Leading the opposition pack is Rally for Democracy and Progress, a break away party from Swapo.
“It’s not enough to hate the ruling party. Swapo could be vulnerable because of issues such as unemployment but they (opposition parties) have not provided viable alternatives to Swapo,” he said.
High prices of houses and land have been a major concern for Namibians, and has led to several protests this month. Swapo has called for patience.
While the Afrobarometer survey shows that most Namibians are satisfied with the government’s policies on education and health, they are unhappy with efforts around poverty reduction and unemployment, which stands at 46%. “Unemployment and poverty are clearly the most important problems identified by Namibians,” said the survey.
Elite enrichment is also a major problem. Geingob last year admitted that only 10% of the country’s 2,2–million citizens control the country’s wealth. The enrichment of a few has given birth to a tiny black elite with ties to Swapo.
Hage Geingob (73) is Namibia’s prime minister since 2012. He served in the same position from 1990 to 2002 when he was fired by President Sam Nujoma after the two clashed over issues, among them Nujoma’s decision for officials to stop using Mercedes Benzes in favour of Toyota Camrys and Chevrolets.
Geingob crawled back into party leadership in 2007 when he was elected as the party vice-president and later retained that position in 2012, which qualifies him to be the next president. He was the minister of trade and industry from 2008 to 2012.
Considered as a moderate politician, Geingob is also renowned for being an efficient administrator having been a key player in setting up the new government in 1990.
Geingob is however criticised for being involved in questionable business deals and for associating himself with millionaire friends who have taken him on international trips.
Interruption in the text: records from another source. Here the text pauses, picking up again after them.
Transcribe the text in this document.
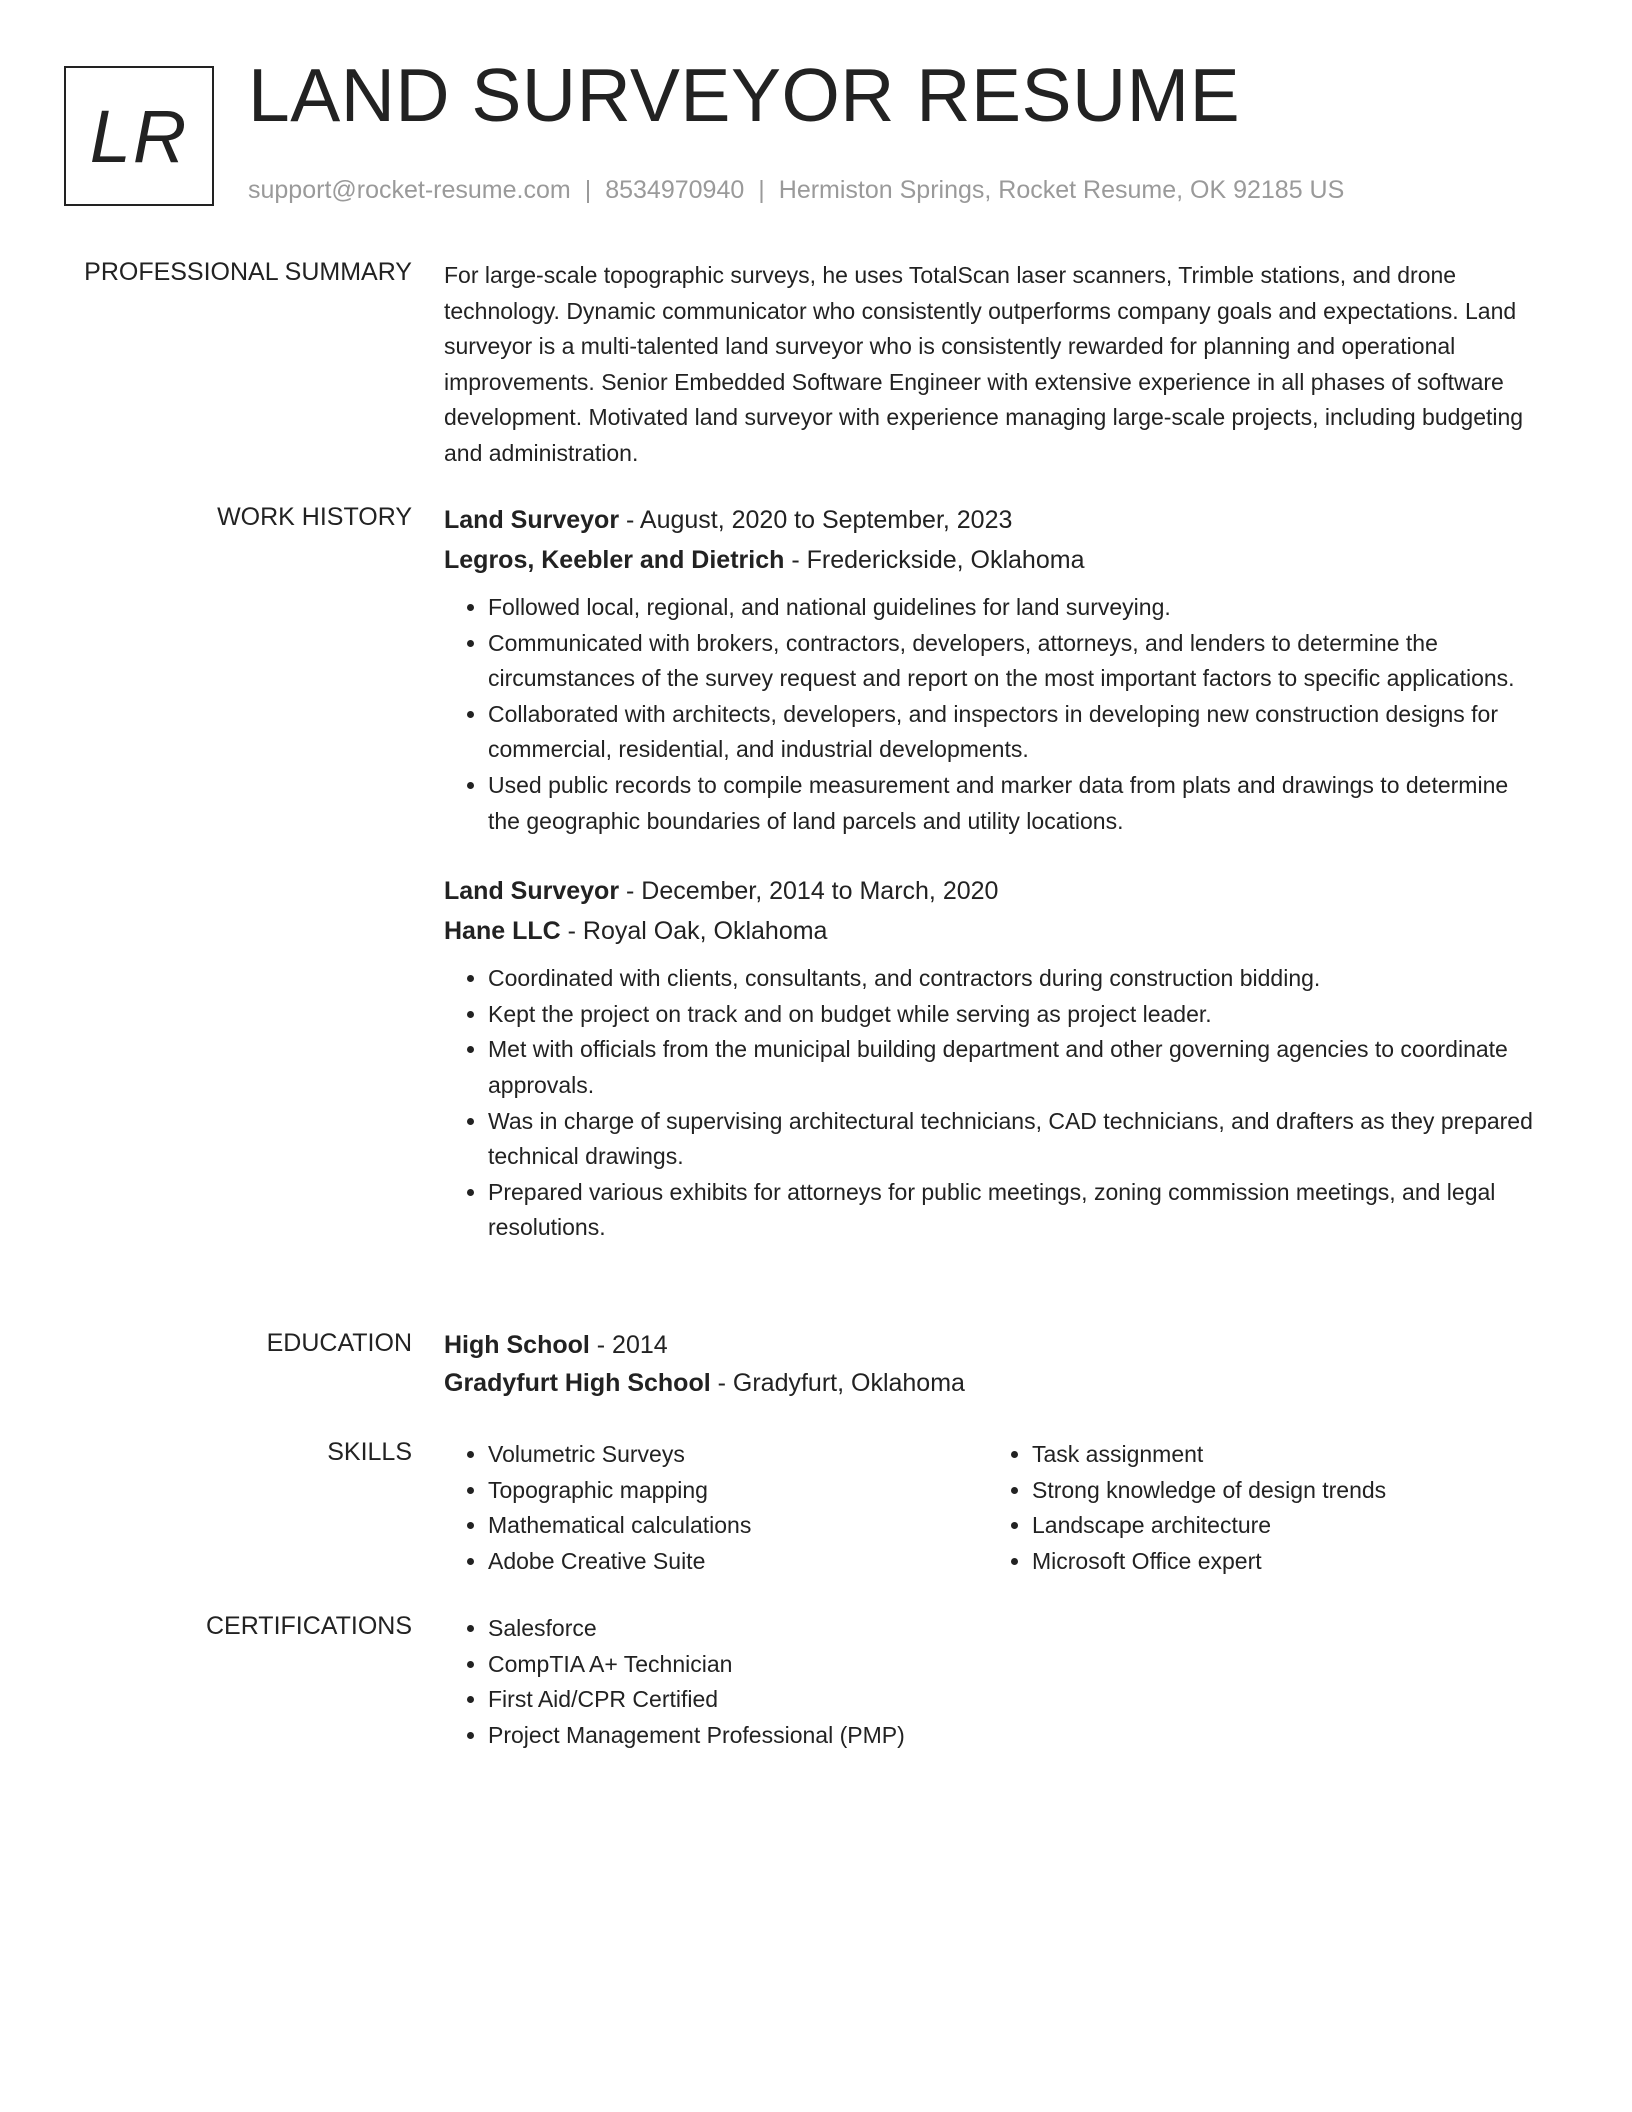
LR LAND SURVEYOR RESUME
support@rocket-resume.com | 8534970940 | Hermiston Springs, Rocket Resume, OK 92185 US
PROFESSIONAL SUMMARY For large-scale topographic surveys, he uses TotalScan laser scanners, Trimble stations, and drone technology. Dynamic communicator who consistently outperforms company goals and expectations. Land surveyor is a multi-talented land surveyor who is consistently rewarded for planning and operational improvements. Senior Embedded Software Engineer with extensive experience in all phases of software development. Motivated land surveyor with experience managing large-scale projects, including budgeting and administration.

WORK HISTORY Land Surveyor - August, 2020 to September, 2023
Legros, Keebler and Dietrich - Frederickside, Oklahoma
• Followed local, regional, and national guidelines for land surveying.
• Communicated with brokers, contractors, developers, attorneys, and lenders to determine the circumstances of the survey request and report on the most important factors to specific applications.
• Collaborated with architects, developers, and inspectors in developing new construction designs for commercial, residential, and industrial developments.
• Used public records to compile measurement and marker data from plats and drawings to determine the geographic boundaries of land parcels and utility locations.
Land Surveyor - December, 2014 to March, 2020
Hane LLC - Royal Oak, Oklahoma
• Coordinated with clients, consultants, and contractors during construction bidding.
• Kept the project on track and on budget while serving as project leader.
• Met with officials from the municipal building department and other governing agencies to coordinate approvals.
• Was in charge of supervising architectural technicians, CAD technicians, and drafters as they prepared technical drawings.
• Prepared various exhibits for attorneys for public meetings, zoning commission meetings, and legal resolutions.
EDUCATION High School - 2014
Gradyfurt High School - Gradyfurt, Oklahoma
SKILLS	• Volumetric Surveys
• Topographic mapping
• Mathematical calculations
• Adobe Creative Suite
• Task assignment
• Strong knowledge of design trends
• Landscape architecture
• Microsoft Office expert
CERTIFICATIONS	• Salesforce
• CompTIA A+ Technician
• First Aid/CPR Certified
• Project Management Professional (PMP)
Geingob admitted to have been a “consultant” for UraMin and “advised” the Namibian Government to award a mining licence to UraMin. He did that when he was Swapo’s chief whip in parliament. The job got him R2,5-million.
Hamutenya (75) served as cabinet minister from independence in 1990 to 2004 in key ministries such as foreign affairs and trade.
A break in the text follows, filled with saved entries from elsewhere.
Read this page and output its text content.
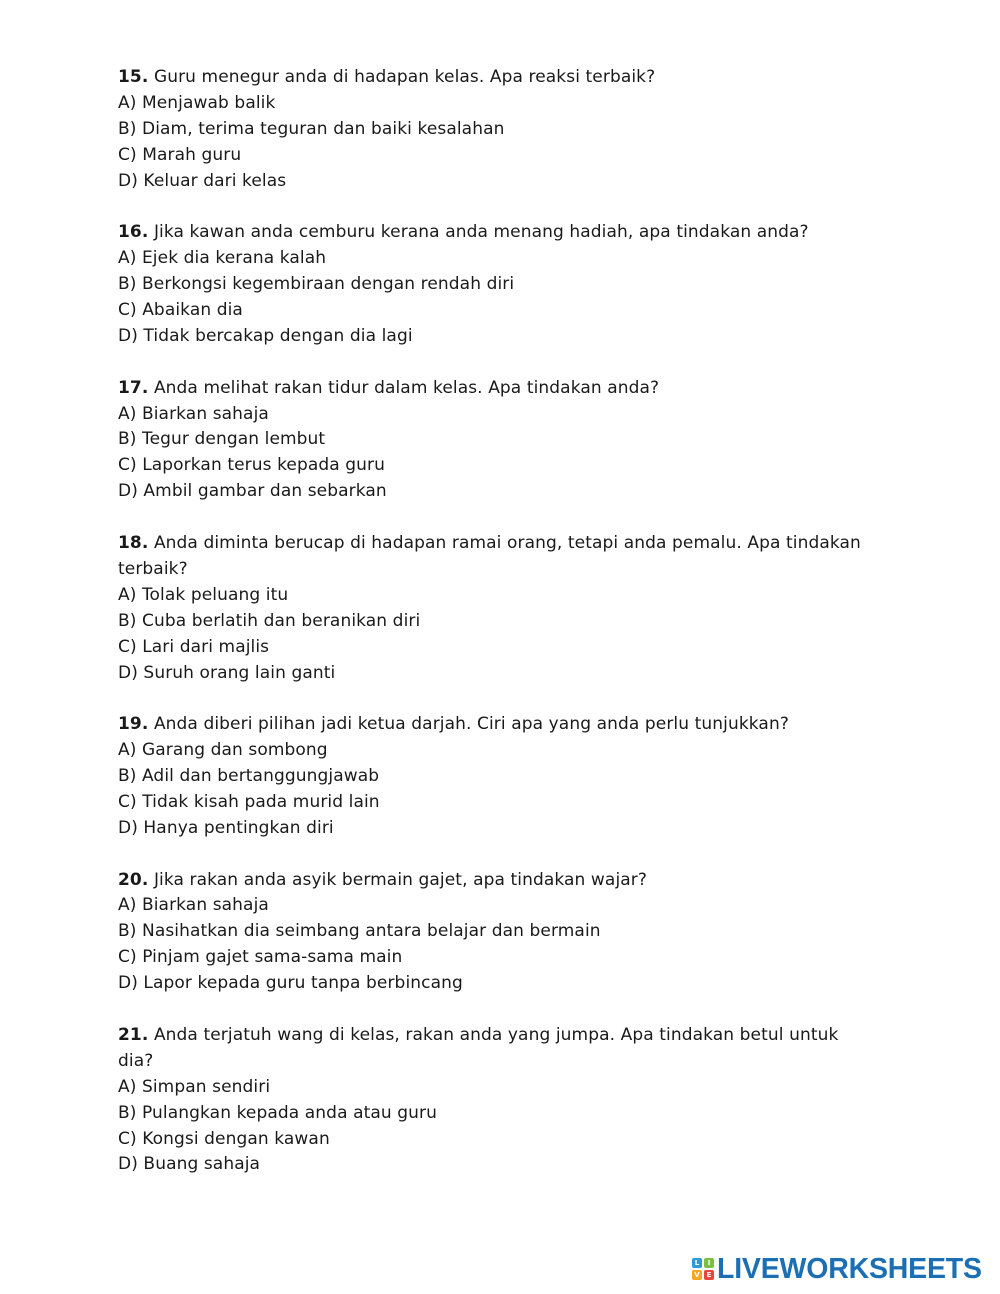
15. Guru menegur anda di hadapan kelas. Apa reaksi terbaik?
A) Menjawab balik
B) Diam, terima teguran dan baiki kesalahan
C) Marah guru
D) Keluar dari kelas
16. Jika kawan anda cemburu kerana anda menang hadiah, apa tindakan anda?
A) Ejek dia kerana kalah
B) Berkongsi kegembiraan dengan rendah diri
C) Abaikan dia
D) Tidak bercakap dengan dia lagi
17. Anda melihat rakan tidur dalam kelas. Apa tindakan anda?
A) Biarkan sahaja
B) Tegur dengan lembut
C) Laporkan terus kepada guru
D) Ambil gambar dan sebarkan
18. Anda diminta berucap di hadapan ramai orang, tetapi anda pemalu. Apa tindakan terbaik?
A) Tolak peluang itu
B) Cuba berlatih dan beranikan diri
C) Lari dari majlis
D) Suruh orang lain ganti
19. Anda diberi pilihan jadi ketua darjah. Ciri apa yang anda perlu tunjukkan?
A) Garang dan sombong
B) Adil dan bertanggungjawab
C) Tidak kisah pada murid lain
D) Hanya pentingkan diri
20. Jika rakan anda asyik bermain gajet, apa tindakan wajar?
A) Biarkan sahaja
B) Nasihatkan dia seimbang antara belajar dan bermain
C) Pinjam gajet sama-sama main
D) Lapor kepada guru tanpa berbincang
21. Anda terjatuh wang di kelas, rakan anda yang jumpa. Apa tindakan betul untuk dia?
A) Simpan sendiri
B) Pulangkan kepada anda atau guru
C) Kongsi dengan kawan
D) Buang sahaja
L	I
V E LIVEWORKSHEETS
He lost out on the race to become Namibia’s president when he was defeated by the incumbent president at a Swapo congress in 2004.
Hamutenya formed the RDP three years after that congress and was elected to the national assembly on the RDP ticket after the 2009 election when they got nine seats.
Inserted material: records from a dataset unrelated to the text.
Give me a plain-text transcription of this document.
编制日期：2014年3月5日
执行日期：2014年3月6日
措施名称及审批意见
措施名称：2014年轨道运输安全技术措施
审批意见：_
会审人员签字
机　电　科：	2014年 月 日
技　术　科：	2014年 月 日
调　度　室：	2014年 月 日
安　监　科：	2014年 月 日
IPPR director Graham Hopwood said that opposition campaigning has been low key and lacklustre. According to him, the RDP appears to have run out of energy and has lost momentum since its formation.
“As a result one of the main points of interest of this election is whether the party can hold on to the official opposition mantle. It faces a challenge from the DTA – which is resurgent under the youthful McHenry Venaani,” Hopwood said.
Venaani (37) is the president of the DTA of Namibia, a re-branded version of the apartheid-linked Democratic Turnhalle Alliance. Venaani became Namibia’s youngest MP in 2003 at the age of 25.
The party’s representation in parliament has been on a downward trend since independence when it had 21 seats. In the 1999 election the DTA managed seven seats. The loss of seats in the legislative house continued in the 2004 elections when the party only gained four seats. DTA currently only has two seats after the 2009 elections.
Hopwood said the DTA is likely to be the only opposition party which picks up support – but probably mostly at the expense of the RDP and other opposition parties.
“Many younger voters may feel a kinship with him but would balk at voting for the DTA due its colonial connections as the proxy party of apartheid South Africa,” Hopwood said.
The other candidates vying to be the President – all male candidates – include the Namibia Economic Freedom Fighters’ Epafras Mukwiilongo, Swanu’s Usutuaije Maamberua, Congress of Democrats’ Ben Ulenga, the All People’s Party’s Ignatius Shixwameni, National Unity Democratic Organisation’s Asser Mbai and the Republican Party’s Henk Mudge.